Dundee United say they have accepted a personal apology from Sir David Murray after the Rangers chairman was quoted criticising the city's football fans.

Murray said in the Sunday Times that abuse between some United and Dundee fans on certain websites was "just as bad" as between Celtic and Rangers.

United now say Murray has apologised for any distress caused.

But they point out that Murray says he had never inferred that there were sectarian issues in Dundee.

United director Derek Robertson said: "David Murray telephoned me this morning to offer his personal apology for any distress caused as a consequence of the article.

"Mr Murray went on to explain that his comments were taken out of context by the paper concerned and that at no time did he mean to infer that there were any sectarian issues between the two Dundee clubs and their respective supporters.

"This apology and explanation has been accepted and we now consider this matter to be at an end."

For the avoidance of doubt, I have been consistent in my condemnation of unofficial websites for the bile and anti-social comment that are now becoming endemic within football in general
Rangers chairman Sir David Murray

The original remarks had led to a joint statement from the Dundee clubs saying they were "appalled" and asserting that sectarianism was not an issue in the city.

Murray later told BBC Scotland: "For the avoidance of doubt, I have been consistent in my condemnation of unofficial websites for the bile and anti-social comment that are now becoming endemic within football in general.

"My quotes do not make specific reference to sectarianism in relation to the clubs in Dundee."

Celtic and Rangers have long since recognised there were sectarian elements within their support and have attempted to tackle the problem.

But, on Monday, Murray penned an article on his club's website criticising an "endless obsession" with sectarianism and racism.

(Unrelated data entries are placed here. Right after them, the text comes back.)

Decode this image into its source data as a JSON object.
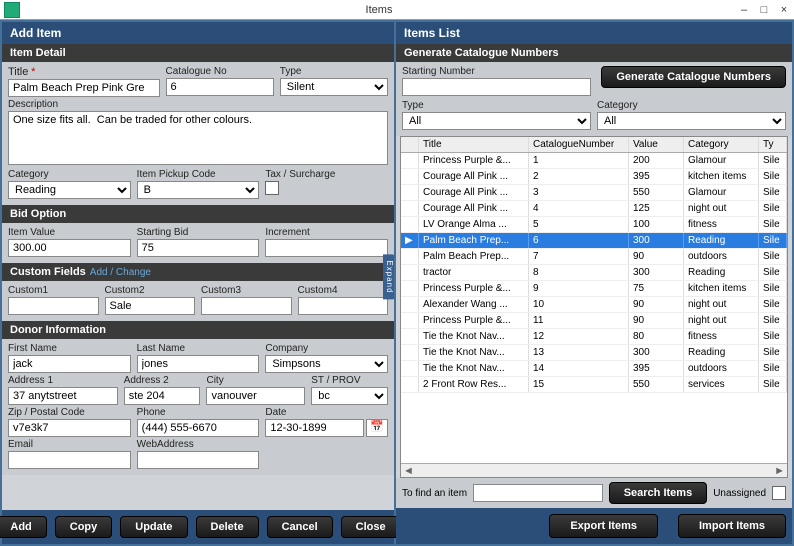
{
  "window": {
    "title": "Items",
    "min": "–",
    "max": "□",
    "close": "×"
  },
  "left": {
    "addItem": "Add Item",
    "itemDetail": "Item Detail",
    "titleLbl": "Title",
    "catNoLbl": "Catalogue No",
    "typeLbl": "Type",
    "title": "Palm Beach Prep Pink Gre",
    "catNo": "6",
    "type": "Silent",
    "descLbl": "Description",
    "desc": "One size fits all.  Can be traded for other colours.",
    "categoryLbl": "Category",
    "pickupLbl": "Item Pickup Code",
    "taxLbl": "Tax / Surcharge",
    "category": "Reading",
    "pickup": "B",
    "bidOption": "Bid Option",
    "valueLbl": "Item Value",
    "startBidLbl": "Starting Bid",
    "incLbl": "Increment",
    "value": "300.00",
    "startBid": "75",
    "inc": "",
    "customFields": "Custom Fields",
    "customLink": "Add / Change",
    "c1Lbl": "Custom1",
    "c2Lbl": "Custom2",
    "c3Lbl": "Custom3",
    "c4Lbl": "Custom4",
    "c1": "",
    "c2": "Sale",
    "c3": "",
    "c4": "",
    "donorInfo": "Donor Information",
    "fnLbl": "First Name",
    "lnLbl": "Last Name",
    "coLbl": "Company",
    "fn": "jack",
    "ln": "jones",
    "co": "Simpsons",
    "a1Lbl": "Address 1",
    "a2Lbl": "Address 2",
    "cityLbl": "City",
    "stLbl": "ST / PROV",
    "a1": "37 anytstreet",
    "a2": "ste 204",
    "city": "vanouver",
    "st": "bc",
    "zipLbl": "Zip / Postal Code",
    "phoneLbl": "Phone",
    "dateLbl": "Date",
    "zip": "v7e3k7",
    "phone": "(444) 555-6670",
    "date": "12-30-1899",
    "emailLbl": "Email",
    "webLbl": "WebAddress",
    "email": "",
    "web": "",
    "expand": "Expand",
    "btns": {
      "add": "Add",
      "copy": "Copy",
      "update": "Update",
      "delete": "Delete",
      "cancel": "Cancel",
      "close": "Close"
    }
  },
  "right": {
    "itemsList": "Items List",
    "genHdr": "Generate Catalogue Numbers",
    "genBtn": "Generate Catalogue Numbers",
    "startNumLbl": "Starting Number",
    "startNum": "",
    "typeLbl": "Type",
    "catLbl": "Category",
    "typeSel": "All",
    "catSel": "All",
    "cols": {
      "title": "Title",
      "cat": "CatalogueNumber",
      "val": "Value",
      "category": "Category",
      "ty": "Ty"
    },
    "rows": [
      {
        "t": "Princess Purple &...",
        "n": "1",
        "v": "200",
        "c": "Glamour",
        "y": "Sile"
      },
      {
        "t": "Courage All Pink ...",
        "n": "2",
        "v": "395",
        "c": "kitchen items",
        "y": "Sile"
      },
      {
        "t": "Courage All Pink ...",
        "n": "3",
        "v": "550",
        "c": "Glamour",
        "y": "Sile"
      },
      {
        "t": "Courage All Pink ...",
        "n": "4",
        "v": "125",
        "c": "night out",
        "y": "Sile"
      },
      {
        "t": "LV Orange Alma ...",
        "n": "5",
        "v": "100",
        "c": "fitness",
        "y": "Sile"
      },
      {
        "t": "Palm Beach Prep...",
        "n": "6",
        "v": "300",
        "c": "Reading",
        "y": "Sile",
        "sel": true
      },
      {
        "t": "Palm Beach Prep...",
        "n": "7",
        "v": "90",
        "c": "outdoors",
        "y": "Sile"
      },
      {
        "t": "tractor",
        "n": "8",
        "v": "300",
        "c": "Reading",
        "y": "Sile"
      },
      {
        "t": "Princess Purple &...",
        "n": "9",
        "v": "75",
        "c": "kitchen items",
        "y": "Sile"
      },
      {
        "t": "Alexander Wang ...",
        "n": "10",
        "v": "90",
        "c": "night out",
        "y": "Sile"
      },
      {
        "t": "Princess Purple &...",
        "n": "11",
        "v": "90",
        "c": "night out",
        "y": "Sile"
      },
      {
        "t": "Tie the Knot Nav...",
        "n": "12",
        "v": "80",
        "c": "fitness",
        "y": "Sile"
      },
      {
        "t": "Tie the Knot Nav...",
        "n": "13",
        "v": "300",
        "c": "Reading",
        "y": "Sile"
      },
      {
        "t": "Tie the Knot Nav...",
        "n": "14",
        "v": "395",
        "c": "outdoors",
        "y": "Sile"
      },
      {
        "t": "2 Front Row Res...",
        "n": "15",
        "v": "550",
        "c": "services",
        "y": "Sile"
      }
    ],
    "findLbl": "To find an item",
    "find": "",
    "searchBtn": "Search Items",
    "unassignedLbl": "Unassigned",
    "exportBtn": "Export Items",
    "importBtn": "Import Items"
  }
}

"We were delighted to support on Saturday the launch of the annual Show Racism the Red Card initiative, which keeps up the good work that has been done in Scotland over many year and has helped make Scotland a place where racism is nowhere near as prevalent an issue as it is elsewhere," he said.

"However, you would not think that Scotland has even emerged from the dark ages in terms of racism and sectarianism when you see the endless obsession there is with these issues that now involves clubs, supporters, the media and politicians.

"The reality is that sectarianism and racism are not the problems they once were in this country.

"It would be absurd to suggest these problems do not exist, but we need to put them in perspective."

Sections of the Rangers support have recently been criticised for singing the 'Famine song' - which refers to events that killed an estimated one million people in the 1840s and led to a mass migration from Ireland.

"Both Rangers and Celtic have been written to recently by the football authorities about chanting at football grounds," said Murray.

"As clubs, we will have to deal with these inquiries, but we share our fans' frustration that all too often the focus is placed too heavily on Rangers supporters.

"We are left wondering what impact this continual fixation will have on the reputation of Scottish football and can only conclude that it will be negative and damaging."

United face Rangers at Ibrox on Tuesday in their re-arranged Scottish Premier League encounter, which was postponed as a mark of respect for the United chairman Eddie Thompson, who died last month.